While ruling the woman’s claims unsubstantiated, the outside attorney nevertheless acknowledged similarities to the earlier complaint.
“Although neither (woman’s) claims could be corroborated,” the report said, “we find that there are now two reports of comments allegedly made by Hutchinson which could be deemed offensive and, if true, reflect at least a lack of sensitivity to issues of race in the workplace.”
Both women who came forward saw their careers at MARTA derailed.
In response to the 2016 complaint, one of Hutchinson’s upper managers produced documents portraying the woman as on the verge of being fired, having cost MARTA tens of thousands of dollars by mismanaging contracts. But Inclusion Strategy would later cast doubt on how “a managerial employee who was seemingly performing well enough to merit a promotion and salary increase … suddenly was unable to meet the requirements of her position.”
When Hutchinson spoke to the outside attorney about the second accuser, he described her as “difficult” and said she faced termination over attitude problems and conflicts with co-workers, the report says. Four months after the CFO was cleared of sexual harassment, MARTA fired the woman over performance issues.
Hutchinson was recommended to undergo race- and gender-sensitivity training.
Wise, the employment attorney, said the investigators appear to have overlooked common threads in the two cases that should have given the women credibility.
“For sure at that point, you’ve got to have some kind of discipline,” Wise said. “Training isn’t discipline.”
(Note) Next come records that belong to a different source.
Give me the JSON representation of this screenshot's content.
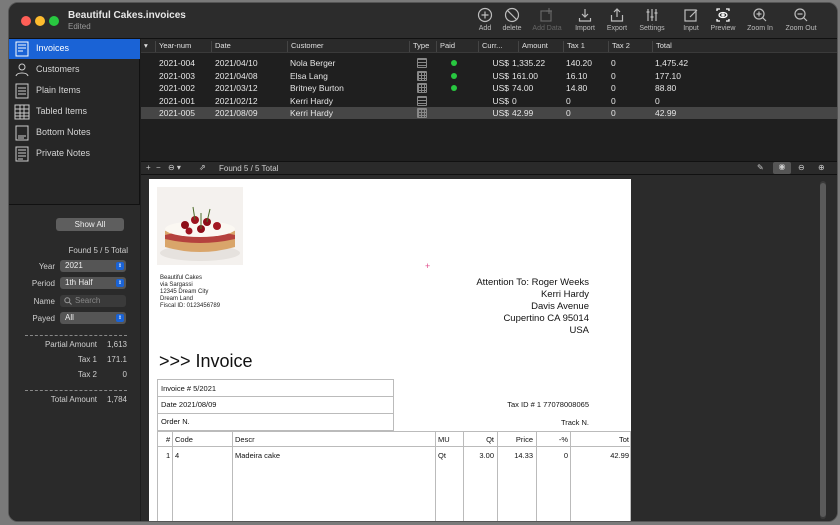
{
  "window": {
    "title": "Beautiful Cakes.invoices",
    "subtitle": "Edited"
  },
  "toolbar": [
    {
      "label": "Add",
      "icon": "plus-circle-icon",
      "enabled": true
    },
    {
      "label": "delete",
      "icon": "no-entry-icon",
      "enabled": true
    },
    {
      "label": "Add Data",
      "icon": "add-data-icon",
      "enabled": false
    },
    {
      "label": "Import",
      "icon": "import-icon",
      "enabled": true
    },
    {
      "label": "Export",
      "icon": "export-icon",
      "enabled": true
    },
    {
      "label": "Settings",
      "icon": "sliders-icon",
      "enabled": true
    },
    {
      "label": "Input",
      "icon": "edit-icon",
      "enabled": true
    },
    {
      "label": "Preview",
      "icon": "preview-icon",
      "enabled": true
    },
    {
      "label": "Zoom In",
      "icon": "zoom-in-icon",
      "enabled": true
    },
    {
      "label": "Zoom Out",
      "icon": "zoom-out-icon",
      "enabled": true
    }
  ],
  "sidebar": {
    "items": [
      {
        "label": "Invoices",
        "icon": "invoices-icon",
        "selected": true
      },
      {
        "label": "Customers",
        "icon": "customers-icon",
        "selected": false
      },
      {
        "label": "Plain Items",
        "icon": "plain-items-icon",
        "selected": false
      },
      {
        "label": "Tabled Items",
        "icon": "tabled-items-icon",
        "selected": false
      },
      {
        "label": "Bottom Notes",
        "icon": "bottom-notes-icon",
        "selected": false
      },
      {
        "label": "Private Notes",
        "icon": "private-notes-icon",
        "selected": false
      }
    ]
  },
  "filters": {
    "show_all": "Show All",
    "found": "Found 5 / 5 Total",
    "year_label": "Year",
    "year_value": "2021",
    "period_label": "Period",
    "period_value": "1th Half",
    "name_label": "Name",
    "name_placeholder": "Search",
    "payed_label": "Payed",
    "payed_value": "All"
  },
  "totals": [
    {
      "label": "Partial Amount",
      "value": "1,613"
    },
    {
      "label": "Tax 1",
      "value": "171.1"
    },
    {
      "label": "Tax 2",
      "value": "0"
    },
    {
      "label": "Total Amount",
      "value": "1,784"
    }
  ],
  "table": {
    "headers": [
      "Year-num",
      "Date",
      "Customer",
      "Type",
      "Paid",
      "Curr...",
      "Amount",
      "Tax 1",
      "Tax 2",
      "Total"
    ],
    "rows": [
      {
        "yearnum": "2021-004",
        "date": "2021/04/10",
        "customer": "Nola Berger",
        "type": "plain",
        "paid": true,
        "curr": "US$",
        "amount": "1,335.22",
        "tax1": "140.20",
        "tax2": "0",
        "total": "1,475.42"
      },
      {
        "yearnum": "2021-003",
        "date": "2021/04/08",
        "customer": "Elsa Lang",
        "type": "tabled",
        "paid": true,
        "curr": "US$",
        "amount": "161.00",
        "tax1": "16.10",
        "tax2": "0",
        "total": "177.10"
      },
      {
        "yearnum": "2021-002",
        "date": "2021/03/12",
        "customer": "Britney Burton",
        "type": "tabled",
        "paid": true,
        "curr": "US$",
        "amount": "74.00",
        "tax1": "14.80",
        "tax2": "0",
        "total": "88.80"
      },
      {
        "yearnum": "2021-001",
        "date": "2021/02/12",
        "customer": "Kerri Hardy",
        "type": "plain",
        "paid": false,
        "curr": "US$",
        "amount": "0",
        "tax1": "0",
        "tax2": "0",
        "total": "0"
      },
      {
        "yearnum": "2021-005",
        "date": "2021/08/09",
        "customer": "Kerri Hardy",
        "type": "tabled",
        "paid": false,
        "curr": "US$",
        "amount": "42.99",
        "tax1": "0",
        "tax2": "0",
        "total": "42.99",
        "selected": true
      }
    ]
  },
  "table_bar": {
    "found": "Found 5 / 5 Total"
  },
  "invoice": {
    "company_lines": [
      "Beautiful Cakes",
      "via Sargassi",
      "12345 Dream City",
      "Dream Land",
      "Fiscal ID: 0123456789"
    ],
    "address_lines": [
      "Attention To: Roger Weeks",
      "Kerri Hardy",
      "Davis Avenue",
      "Cupertino CA 95014",
      "USA"
    ],
    "heading": ">>> Invoice",
    "invoice_no": "Invoice # 5/2021",
    "date": "Date 2021/08/09",
    "order": "Order N.",
    "tax_id": "Tax ID # 1 77078008065",
    "track": "Track N.",
    "item_headers": [
      "#",
      "Code",
      "Descr",
      "MU",
      "Qt",
      "Price",
      "-%",
      "Tot"
    ],
    "items": [
      {
        "n": "1",
        "code": "4",
        "descr": "Madeira cake",
        "mu": "Qt",
        "qt": "3.00",
        "price": "14.33",
        "disc": "0",
        "tot": "42.99"
      }
    ]
  },
  "colors": {
    "accent": "#1a63d6",
    "paid": "#28c840"
  }
}
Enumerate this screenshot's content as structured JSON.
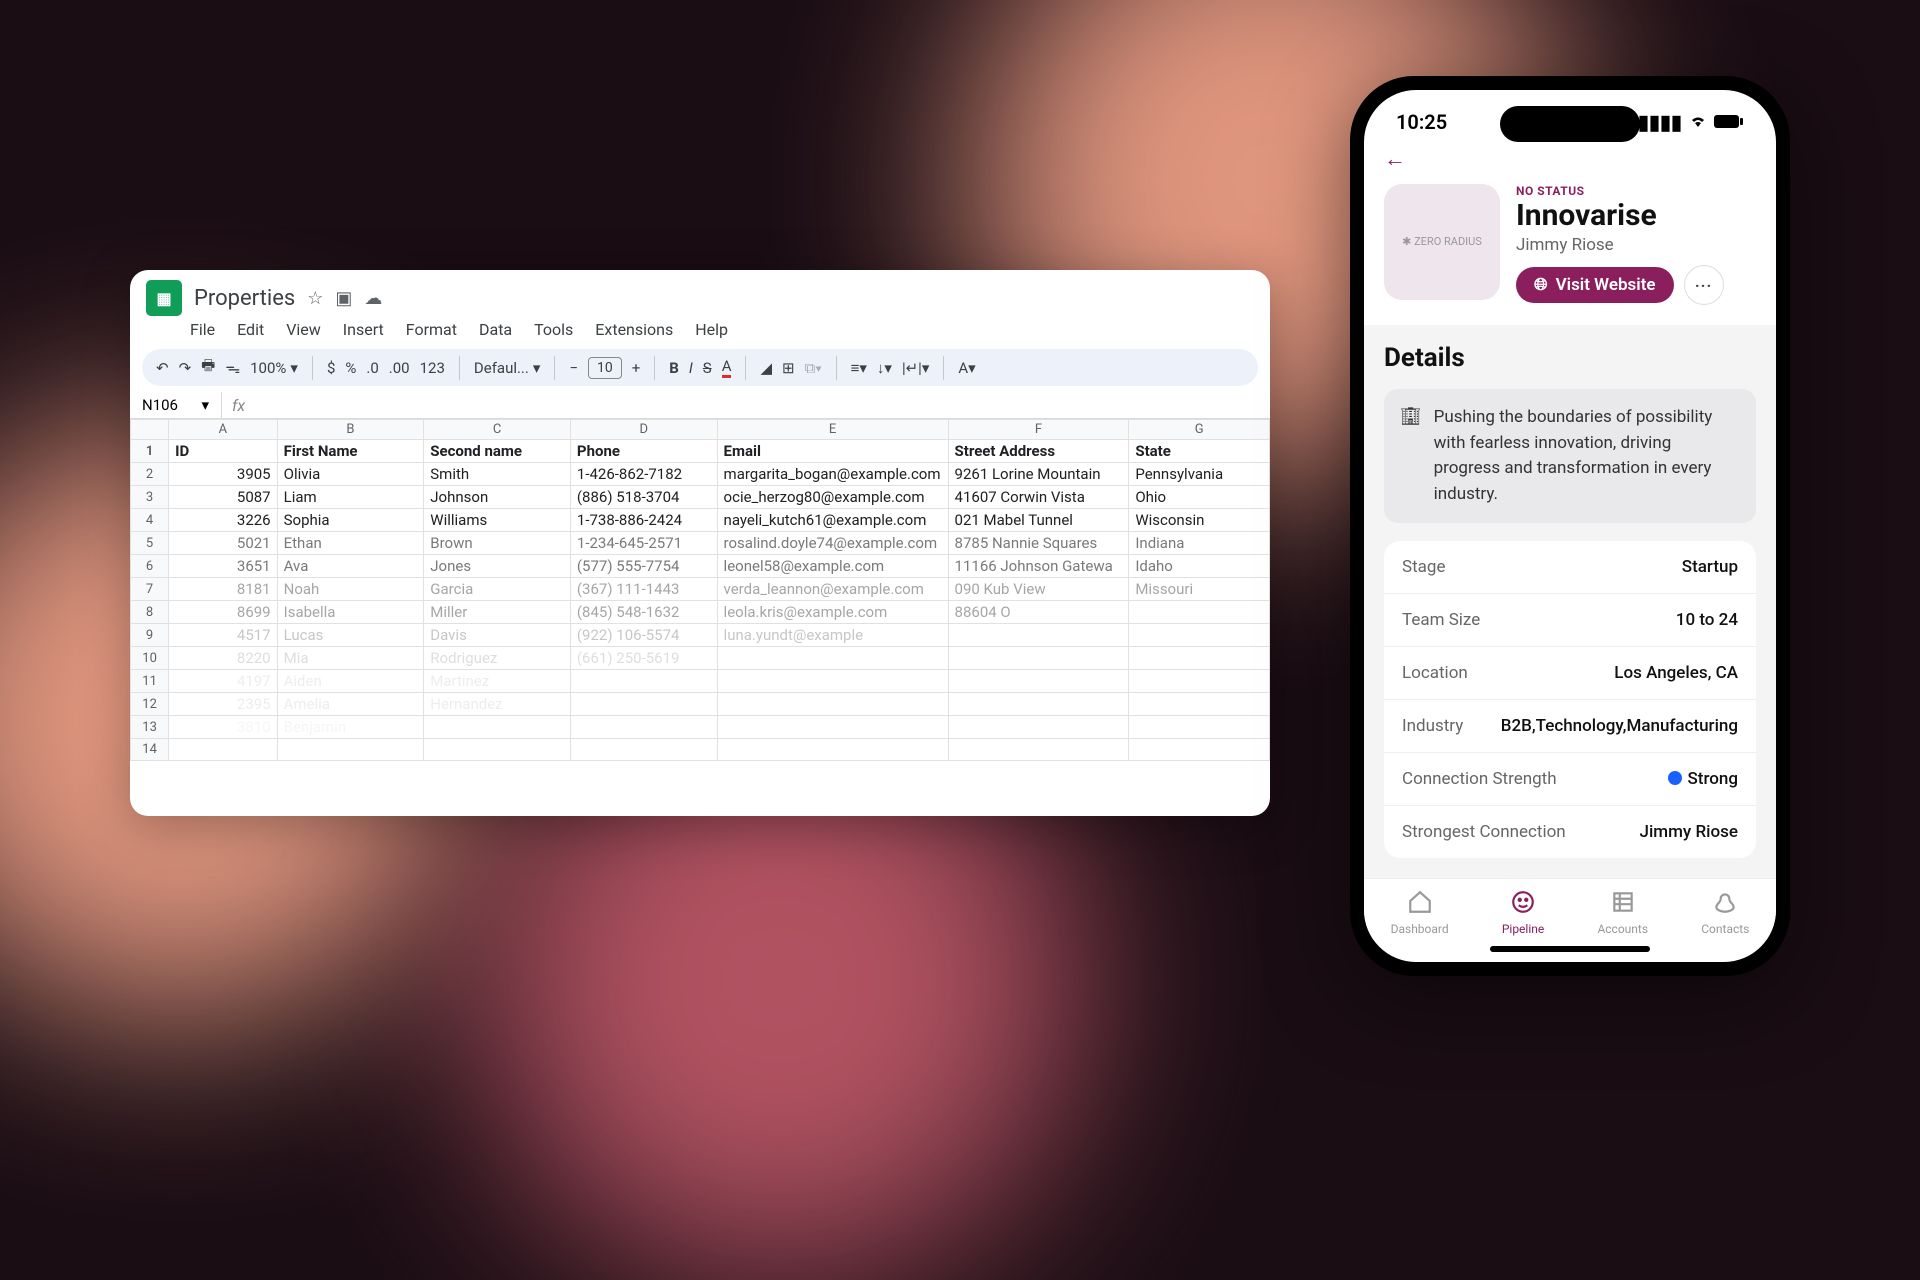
{
  "sheet": {
    "title": "Properties",
    "menus": [
      "File",
      "Edit",
      "View",
      "Insert",
      "Format",
      "Data",
      "Tools",
      "Extensions",
      "Help"
    ],
    "toolbar": {
      "zoom": "100%",
      "currency": "$",
      "percent": "%",
      "dec_dec": ".0",
      "dec_inc": ".00",
      "num123": "123",
      "font": "Defaul...",
      "font_size": "10"
    },
    "cell_ref": "N106",
    "columns": [
      "A",
      "B",
      "C",
      "D",
      "E",
      "F",
      "G"
    ],
    "headers": [
      "ID",
      "First Name",
      "Second name",
      "Phone",
      "Email",
      "Street Address",
      "State"
    ],
    "rows": [
      {
        "n": 1
      },
      {
        "n": 2,
        "id": "3905",
        "fn": "Olivia",
        "sn": "Smith",
        "ph": "1-426-862-7182",
        "em": "margarita_bogan@example.com",
        "ad": "9261 Lorine Mountain",
        "st": "Pennsylvania",
        "fade": ""
      },
      {
        "n": 3,
        "id": "5087",
        "fn": "Liam",
        "sn": "Johnson",
        "ph": "(886) 518-3704",
        "em": "ocie_herzog80@example.com",
        "ad": "41607 Corwin Vista",
        "st": "Ohio",
        "fade": ""
      },
      {
        "n": 4,
        "id": "3226",
        "fn": "Sophia",
        "sn": "Williams",
        "ph": "1-738-886-2424",
        "em": "nayeli_kutch61@example.com",
        "ad": "021 Mabel Tunnel",
        "st": "Wisconsin",
        "fade": ""
      },
      {
        "n": 5,
        "id": "5021",
        "fn": "Ethan",
        "sn": "Brown",
        "ph": "1-234-645-2571",
        "em": "rosalind.doyle74@example.com",
        "ad": "8785 Nannie Squares",
        "st": "Indiana",
        "fade": "fade1"
      },
      {
        "n": 6,
        "id": "3651",
        "fn": "Ava",
        "sn": "Jones",
        "ph": "(577) 555-7754",
        "em": "leonel58@example.com",
        "ad": "11166 Johnson Gatewa",
        "st": "Idaho",
        "fade": "fade1"
      },
      {
        "n": 7,
        "id": "8181",
        "fn": "Noah",
        "sn": "Garcia",
        "ph": "(367) 111-1443",
        "em": "verda_leannon@example.com",
        "ad": "090 Kub View",
        "st": "Missouri",
        "fade": "fade2"
      },
      {
        "n": 8,
        "id": "8699",
        "fn": "Isabella",
        "sn": "Miller",
        "ph": "(845) 548-1632",
        "em": "leola.kris@example.com",
        "ad": "88604 O",
        "st": "",
        "fade": "fade2"
      },
      {
        "n": 9,
        "id": "4517",
        "fn": "Lucas",
        "sn": "Davis",
        "ph": "(922) 106-5574",
        "em": "luna.yundt@example",
        "ad": "",
        "st": "",
        "fade": "fade3"
      },
      {
        "n": 10,
        "id": "8220",
        "fn": "Mia",
        "sn": "Rodriguez",
        "ph": "(661) 250-5619",
        "em": "",
        "ad": "",
        "st": "",
        "fade": "fade4"
      },
      {
        "n": 11,
        "id": "4197",
        "fn": "Aiden",
        "sn": "Martinez",
        "ph": "",
        "em": "",
        "ad": "",
        "st": "",
        "fade": "fade5"
      },
      {
        "n": 12,
        "id": "2395",
        "fn": "Amelia",
        "sn": "Hernandez",
        "ph": "",
        "em": "",
        "ad": "",
        "st": "",
        "fade": "fade5"
      },
      {
        "n": 13,
        "id": "3810",
        "fn": "Benjamin",
        "sn": "",
        "ph": "",
        "em": "",
        "ad": "",
        "st": "",
        "fade": "fade6"
      },
      {
        "n": 14,
        "id": "",
        "fn": "",
        "sn": "",
        "ph": "",
        "em": "",
        "ad": "",
        "st": "",
        "fade": "fade6"
      }
    ]
  },
  "phone": {
    "time": "10:25",
    "status_label": "NO STATUS",
    "company": "Innovarise",
    "person": "Jimmy Riose",
    "avatar_label": "ZERO RADIUS",
    "visit_label": "Visit Website",
    "details_title": "Details",
    "description": "Pushing the boundaries of possibility with fearless innovation, driving progress and transformation in every industry.",
    "info": [
      {
        "label": "Stage",
        "value": "Startup",
        "dot": false
      },
      {
        "label": "Team Size",
        "value": "10 to 24",
        "dot": false
      },
      {
        "label": "Location",
        "value": "Los Angeles, CA",
        "dot": false
      },
      {
        "label": "Industry",
        "value": "B2B,Technology,Manufacturing",
        "dot": false
      },
      {
        "label": "Connection Strength",
        "value": "Strong",
        "dot": true
      },
      {
        "label": "Strongest Connection",
        "value": "Jimmy Riose",
        "dot": false
      }
    ],
    "tabs": [
      {
        "label": "Dashboard",
        "active": false
      },
      {
        "label": "Pipeline",
        "active": true
      },
      {
        "label": "Accounts",
        "active": false
      },
      {
        "label": "Contacts",
        "active": false
      }
    ]
  }
}
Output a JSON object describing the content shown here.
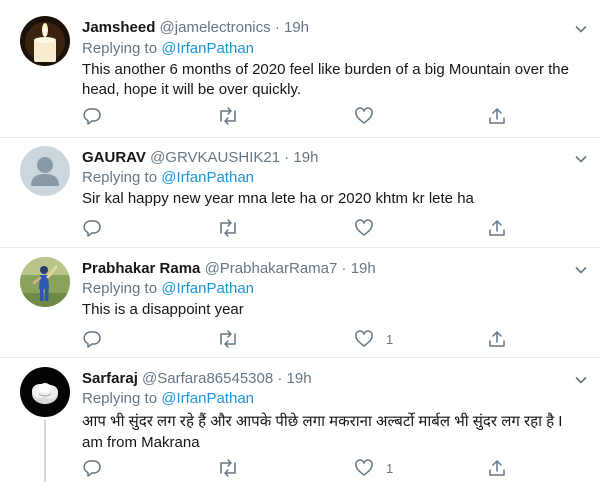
{
  "tweets": [
    {
      "name": "Jamsheed",
      "handle": "@jamelectronics",
      "time": "19h",
      "replying_label": "Replying to",
      "replying_to": "@IrfanPathan",
      "text": "This another 6 months of 2020 feel like burden of a big Mountain over the head, hope it will be over quickly.",
      "avatar": "candle-avatar",
      "reply_count": "",
      "retweet_count": "",
      "like_count": ""
    },
    {
      "name": "GAURAV",
      "handle": "@GRVKAUSHIK21",
      "time": "19h",
      "replying_label": "Replying to",
      "replying_to": "@IrfanPathan",
      "text": "Sir kal happy new year mna lete ha or 2020 khtm kr lete ha",
      "avatar": "default-avatar",
      "reply_count": "",
      "retweet_count": "",
      "like_count": ""
    },
    {
      "name": "Prabhakar Rama",
      "handle": "@PrabhakarRama7",
      "time": "19h",
      "replying_label": "Replying to",
      "replying_to": "@IrfanPathan",
      "text": "This is a disappoint year",
      "avatar": "cricket-avatar",
      "reply_count": "",
      "retweet_count": "",
      "like_count": "1"
    },
    {
      "name": "Sarfaraj",
      "handle": "@Sarfara86545308",
      "time": "19h",
      "replying_label": "Replying to",
      "replying_to": "@IrfanPathan",
      "text": "आप भी सुंदर लग रहे हैं और आपके पीछे लगा मकराना अल्बर्टो  मार्बल भी सुंदर लग  रहा है I am from Makrana",
      "avatar": "rose-avatar",
      "reply_count": "",
      "retweet_count": "",
      "like_count": "1"
    }
  ],
  "dot": "·",
  "colors": {
    "link": "#1b95e0",
    "secondary": "#657786",
    "divider": "#e6ecf0"
  }
}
Warnings about MARTA’s CFO
From Inclusion Strategy Solutions, an outside personnel consultant, in January 2017:
- In an interview session, Chief Financial Officer Gordon Hutchinson was "somewhat agitated when the session began. He cut me off repeatedly and recited a litany on the many 'false claims' filed by employees who do not want to work. When I reminded him that we were not meeting to review the details of these matters, he responded, 'The devil is in the details. I work in details!'"
- The firm's conclusion: "Mr. Hutchinson presents a considerable risk to MARTA … He is very quick to anger and resists authority, as was made apparent by his refusal to complete the essay section of the quiz."
- Recommendation: Hutchinson should undergo an assessment with a certified executive coach to determine his commitment to changing, and all supervisory and management staff in the finance division should undergo instructor-led training.
----
From attorney Janine Willis of Mozley, Finlayson & Loggins, hired to investigate a sexual harassment and hostile work environment complaint, in November 2018:
- Finding: "Although (the woman's) allegations were generally not corroborated by the witnesses identified, and we do not find any basis for a 'hostile work environment' claim based on these facts, we note that Hutchinson presents a risk to the Authority given his direct and confrontational management style …"
- Recommendation: Hutchinson should undergo race- and gender-based sensitivity training and "be counseled against commenting on women's looks, attire, or hair, or offering personalized non-work related comments to avoid future misunderstanding; and that Hutchinson be cautioned as to the effect his conduct may have on the Authority and the necessity for change with respect to his management approach."